The following diagram shows the layers of the network:
The main idea is to have a grid of boxes to cover all the image being processed. The last layer contains all the boxes, coordinates and classes. This way you can cover the whole image with a pre-defined set of boxes.
Results
The final results take from the article are the following ones:
- VOC 2012
Network | mAP |
---|---|
Fast R-CNN + YOLO | 70,7 |
Faster R-CN | 70,4 |
YOLO | 57,9 |
- Speed
Real-Time Detectors | Train | mAP | FPS |
---|---|---|---|
100Hz DPM | 2007 | 16.0 | 100 |
30Hz DPM | 2007 | 26.1 | 30 |
Fast YOLO | 2007+2012 | 52.7 | 155 |
YOLO | 2007+2012 | 63.4 | 45 |
Less Than Real-Time | Train | mAP | FPS |
---|---|---|---|
Fastest DPM | 2007 | 30.4 | 15 |
R-CNN Minus R | 2007 | 53.5 | 6 |
Fast R-CNN | 2007+2012 | 70.0 | 0.5 |
Faster R-CNN VGG-16 | 2007+2012 | 73.2 | 7 |
Faster R-CNN ZF | 2007+2012 | 62.1 | 18 |
YOLO VGG-16 | 2007+2012 | 66.4 | 21 |
In Depth
We will only detail quickly the way of work of the grid of boxes. For more details, check this link, it explains very clearly all the details of the network.
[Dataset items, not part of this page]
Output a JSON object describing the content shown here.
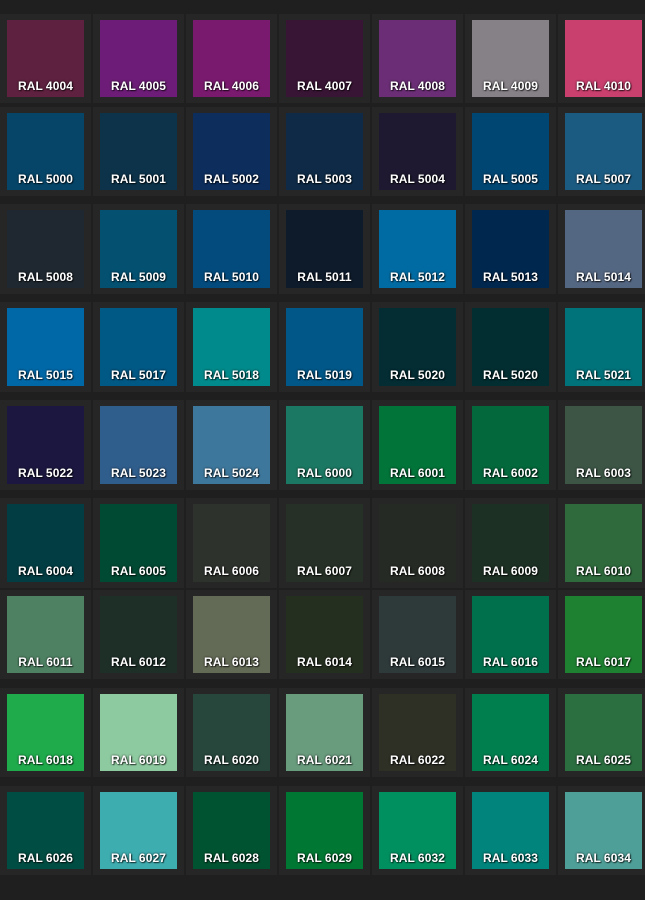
{
  "prefix": "RAL",
  "swatches": [
    {
      "code": "4004",
      "color": "#5e213f"
    },
    {
      "code": "4005",
      "color": "#6d1d77"
    },
    {
      "code": "4006",
      "color": "#7a1a6f"
    },
    {
      "code": "4007",
      "color": "#391535"
    },
    {
      "code": "4008",
      "color": "#6b2e76"
    },
    {
      "code": "4009",
      "color": "#868087"
    },
    {
      "code": "4010",
      "color": "#c93f6e"
    },
    {
      "code": "5000",
      "color": "#064568"
    },
    {
      "code": "5001",
      "color": "#0c334a"
    },
    {
      "code": "5002",
      "color": "#0d2d5d"
    },
    {
      "code": "5003",
      "color": "#0e2a46"
    },
    {
      "code": "5004",
      "color": "#1e1930"
    },
    {
      "code": "5005",
      "color": "#004673"
    },
    {
      "code": "5007",
      "color": "#1b5b82"
    },
    {
      "code": "5008",
      "color": "#1f2830"
    },
    {
      "code": "5009",
      "color": "#035071"
    },
    {
      "code": "5010",
      "color": "#034b7d"
    },
    {
      "code": "5011",
      "color": "#0e1b2b"
    },
    {
      "code": "5012",
      "color": "#006ba2"
    },
    {
      "code": "5013",
      "color": "#00284f"
    },
    {
      "code": "5014",
      "color": "#546782"
    },
    {
      "code": "5015",
      "color": "#0068a7"
    },
    {
      "code": "5017",
      "color": "#005884"
    },
    {
      "code": "5018",
      "color": "#008a8b"
    },
    {
      "code": "5019",
      "color": "#005788"
    },
    {
      "code": "5020",
      "color": "#032c33"
    },
    {
      "code": "5020",
      "color": "#022d31"
    },
    {
      "code": "5021",
      "color": "#00727a"
    },
    {
      "code": "5022",
      "color": "#1b1740"
    },
    {
      "code": "5023",
      "color": "#2f5d8c"
    },
    {
      "code": "5024",
      "color": "#3d779c"
    },
    {
      "code": "6000",
      "color": "#1b7862"
    },
    {
      "code": "6001",
      "color": "#007439"
    },
    {
      "code": "6002",
      "color": "#03683b"
    },
    {
      "code": "6003",
      "color": "#3c5545"
    },
    {
      "code": "6004",
      "color": "#023d43"
    },
    {
      "code": "6005",
      "color": "#004932"
    },
    {
      "code": "6006",
      "color": "#2e322d"
    },
    {
      "code": "6007",
      "color": "#263026"
    },
    {
      "code": "6008",
      "color": "#262a24"
    },
    {
      "code": "6009",
      "color": "#1d3024"
    },
    {
      "code": "6010",
      "color": "#2e6a3c"
    },
    {
      "code": "6011",
      "color": "#4e8162"
    },
    {
      "code": "6012",
      "color": "#1e2f28"
    },
    {
      "code": "6013",
      "color": "#636a55"
    },
    {
      "code": "6014",
      "color": "#252f1f"
    },
    {
      "code": "6015",
      "color": "#2e393a"
    },
    {
      "code": "6016",
      "color": "#00704c"
    },
    {
      "code": "6017",
      "color": "#1d8131"
    },
    {
      "code": "6018",
      "color": "#1fab4c"
    },
    {
      "code": "6019",
      "color": "#8ecaa0"
    },
    {
      "code": "6020",
      "color": "#27473c"
    },
    {
      "code": "6021",
      "color": "#699b7d"
    },
    {
      "code": "6022",
      "color": "#2e2f25"
    },
    {
      "code": "6024",
      "color": "#007f4e"
    },
    {
      "code": "6025",
      "color": "#2b6e40"
    },
    {
      "code": "6026",
      "color": "#004d43"
    },
    {
      "code": "6027",
      "color": "#3eadb0"
    },
    {
      "code": "6028",
      "color": "#005330"
    },
    {
      "code": "6029",
      "color": "#007733"
    },
    {
      "code": "6032",
      "color": "#009060"
    },
    {
      "code": "6033",
      "color": "#00847b"
    },
    {
      "code": "6034",
      "color": "#4e9f98"
    }
  ]
}
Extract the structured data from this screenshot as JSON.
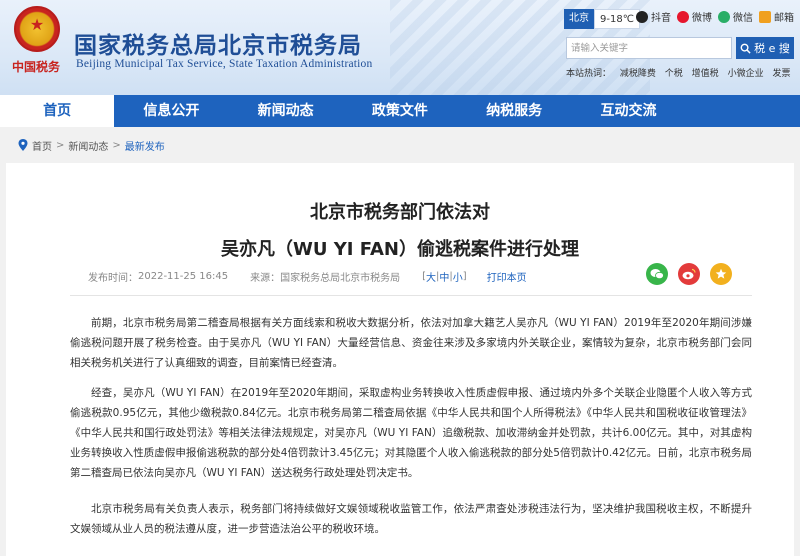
{
  "header": {
    "logo_text": "中国税务",
    "title": "国家税务总局北京市税务局",
    "subtitle": "Beijing Municipal Tax Service, State Taxation Administration",
    "weather_city": "北京",
    "weather_temp": "9-18℃",
    "social": [
      {
        "label": "抖音",
        "icon": "douyin-icon"
      },
      {
        "label": "微博",
        "icon": "weibo-icon"
      },
      {
        "label": "微信",
        "icon": "weixin-icon"
      },
      {
        "label": "邮箱",
        "icon": "mail-icon"
      }
    ],
    "search_placeholder": "请输入关键字",
    "search_label": "税 e 搜",
    "hot_words_label": "本站热词：",
    "hot_words": [
      "减税降费",
      "个税",
      "增值税",
      "小微企业",
      "发票"
    ]
  },
  "nav": {
    "items": [
      "首页",
      "信息公开",
      "新闻动态",
      "政策文件",
      "纳税服务",
      "互动交流"
    ],
    "active_index": 0
  },
  "breadcrumb": {
    "items": [
      "首页",
      "新闻动态",
      "最新发布"
    ],
    "separator": ">"
  },
  "article": {
    "title_line1": "北京市税务部门依法对",
    "title_line2": "吴亦凡（WU YI FAN）偷逃税案件进行处理",
    "publish_label": "发布时间：",
    "publish_time": "2022-11-25 16:45",
    "source_label": "来源：",
    "source": "国家税务总局北京市税务局",
    "font_bracket_open": "[",
    "font_large": "大",
    "font_medium": "中",
    "font_small": "小",
    "font_bracket_close": "]",
    "font_sep": "|",
    "print_label": "打印本页",
    "paragraphs": [
      "前期，北京市税务局第二稽查局根据有关方面线索和税收大数据分析，依法对加拿大籍艺人吴亦凡（WU YI FAN）2019年至2020年期间涉嫌偷逃税问题开展了税务检查。由于吴亦凡（WU YI FAN）大量经营信息、资金往来涉及多家境内外关联企业，案情较为复杂，北京市税务部门会同相关税务机关进行了认真细致的调查，目前案情已经查清。",
      "经查，吴亦凡（WU YI FAN）在2019年至2020年期间，采取虚构业务转换收入性质虚假申报、通过境内外多个关联企业隐匿个人收入等方式偷逃税款0.95亿元，其他少缴税款0.84亿元。北京市税务局第二稽查局依据《中华人民共和国个人所得税法》《中华人民共和国税收征收管理法》《中华人民共和国行政处罚法》等相关法律法规规定，对吴亦凡（WU YI FAN）追缴税款、加收滞纳金并处罚款，共计6.00亿元。其中，对其虚构业务转换收入性质虚假申报偷逃税款的部分处4倍罚款计3.45亿元；对其隐匿个人收入偷逃税款的部分处5倍罚款计0.42亿元。日前，北京市税务局第二稽查局已依法向吴亦凡（WU YI FAN）送达税务行政处理处罚决定书。",
      "北京市税务局有关负责人表示，税务部门将持续做好文娱领域税收监管工作，依法严肃查处涉税违法行为，坚决维护我国税收主权，不断提升文娱领域从业人员的税法遵从度，进一步营造法治公平的税收环境。"
    ]
  },
  "colors": {
    "brand_blue": "#1e63be",
    "title_blue": "#1f4e96",
    "emblem_red": "#c8241f"
  }
}
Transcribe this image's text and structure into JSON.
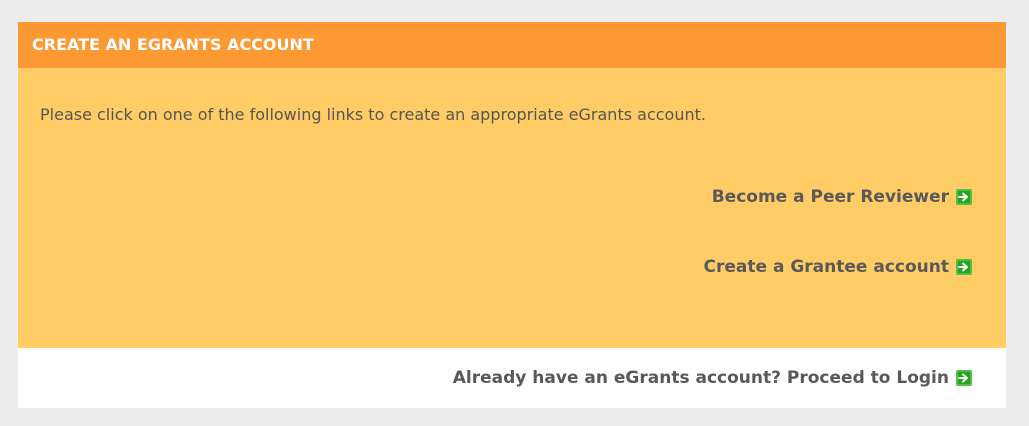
{
  "panel": {
    "header_title": "CREATE AN EGRANTS ACCOUNT",
    "intro_text": "Please click on one of the following links to create an appropriate eGrants account.",
    "links": [
      {
        "label": "Become a Peer Reviewer",
        "icon": "green-arrow-icon"
      },
      {
        "label": "Create a Grantee account",
        "icon": "green-arrow-icon"
      }
    ],
    "footer_link": {
      "label": "Already have an eGrants account? Proceed to Login",
      "icon": "green-arrow-icon"
    }
  },
  "colors": {
    "page_background": "#ededed",
    "header_background": "#fd9933",
    "body_background": "#ffcc66",
    "footer_background": "#ffffff",
    "link_text": "#595959",
    "icon_green": "#22a61e"
  }
}
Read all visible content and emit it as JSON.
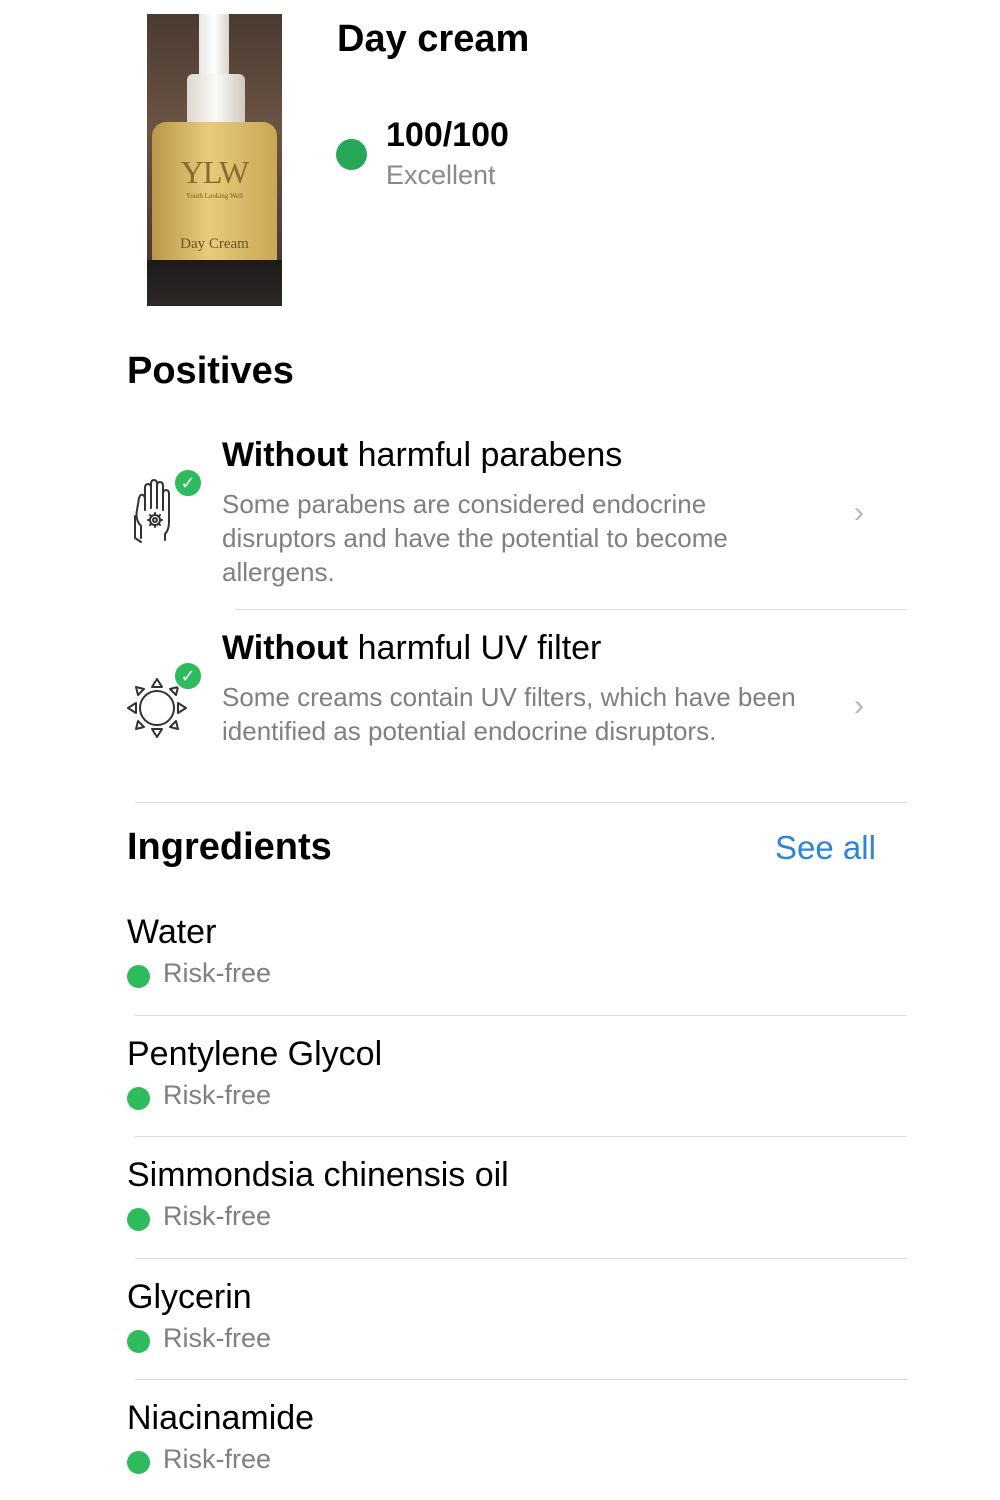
{
  "product": {
    "name": "Day cream",
    "image": {
      "brand": "YLW",
      "brand_sub": "Youth Looking Well",
      "label": "Day Cream"
    },
    "score": {
      "value": "100/100",
      "label": "Excellent",
      "color": "#27a859"
    }
  },
  "positives": {
    "title": "Positives",
    "items": [
      {
        "title_bold": "Without",
        "title_rest": " harmful parabens",
        "description": "Some parabens are considered endocrine disruptors and have the potential to become allergens.",
        "icon": "hand-icon"
      },
      {
        "title_bold": "Without",
        "title_rest": " harmful UV filter",
        "description": "Some creams contain UV filters, which have been identified as potential endocrine disruptors.",
        "icon": "sun-icon"
      }
    ]
  },
  "ingredients": {
    "title": "Ingredients",
    "see_all": "See all",
    "items": [
      {
        "name": "Water",
        "risk": "Risk-free"
      },
      {
        "name": "Pentylene Glycol",
        "risk": "Risk-free"
      },
      {
        "name": "Simmondsia chinensis oil",
        "risk": "Risk-free"
      },
      {
        "name": "Glycerin",
        "risk": "Risk-free"
      },
      {
        "name": "Niacinamide",
        "risk": "Risk-free"
      }
    ],
    "risk_color": "#2dbb5d"
  },
  "colors": {
    "accent_link": "#2f84d6",
    "secondary_text": "#7f7f84",
    "check_green": "#2dbb5d"
  }
}
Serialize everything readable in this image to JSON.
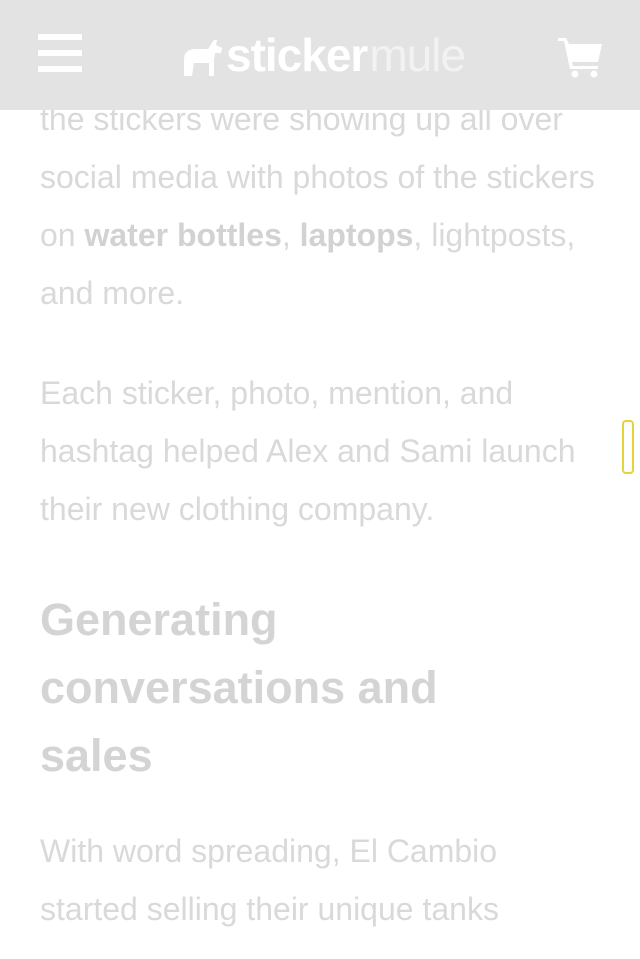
{
  "header": {
    "brand_part1": "sticker",
    "brand_part2": "mule",
    "menu_icon": "hamburger-menu-icon",
    "cart_icon": "shopping-cart-icon",
    "header_color": "#e3e3e3"
  },
  "article": {
    "para1": {
      "text_a": "the stickers were showing up all over social media with photos of the stickers on ",
      "bold_a": "water bottles",
      "text_b": ", ",
      "bold_b": "laptops",
      "text_c": ", lightposts, and more."
    },
    "para2": "Each sticker, photo, mention, and hashtag helped Alex and Sami launch their new clothing company.",
    "heading": "Generating conversations and sales",
    "para3": "With word spreading, El Cambio started selling their unique tanks"
  },
  "colors": {
    "faded_text": "#d9d9d9",
    "scroll_accent": "#e8d23a"
  }
}
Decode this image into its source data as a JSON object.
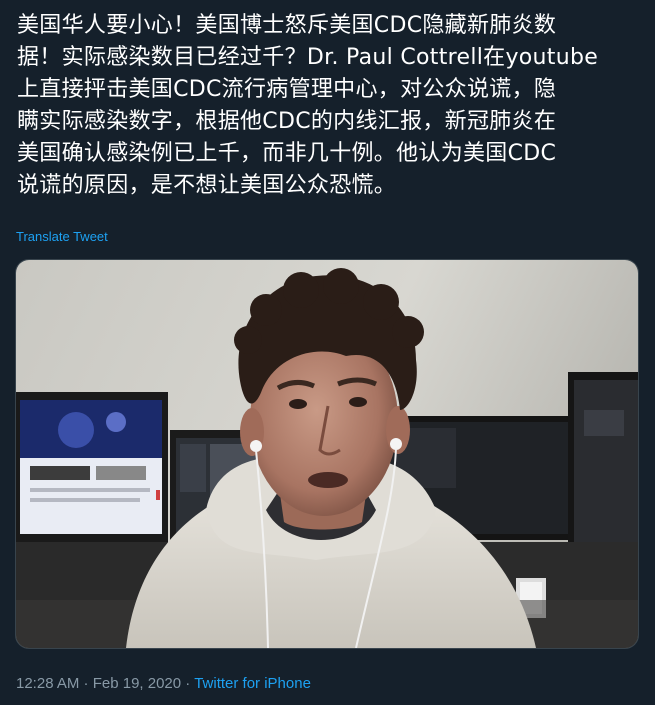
{
  "tweet": {
    "text": "美国华人要小心！美国博士怒斥美国CDC隐藏新肺炎数\n据！实际感染数目已经过千？Dr. Paul Cottrell在youtube\n上直接抨击美国CDC流行病管理中心，对公众说谎，隐\n瞒实际感染数字，根据他CDC的内线汇报，新冠肺炎在\n美国确认感染例已上千，而非几十例。他认为美国CDC\n说谎的原因，是不想让美国公众恐慌。",
    "translate_label": "Translate Tweet",
    "timestamp": "12:28 AM · Feb 19, 2020",
    "separator": " · ",
    "source": "Twitter for iPhone"
  },
  "colors": {
    "background": "#15202b",
    "text": "#ffffff",
    "link": "#1da1f2",
    "muted": "#8899a6",
    "border": "#38444d"
  }
}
If we take a look at the image above (how does it works), we can see the size of the last layer to be 7x7x30, this is the output size for the PASCAL VOC challenge.
The 7X7 is the size of the grid (see image below), the 30 is for the 20 classes of the network + 2 boxes (4 coordinates and confidence). It is important to see that only one class probability is used for two boxes.
Then, for each two boxes of the grid, the coordinates are regressed, meaning that a box can actually be way bigger than the size of the cell. After that, the usual processing of the boxes to get the output.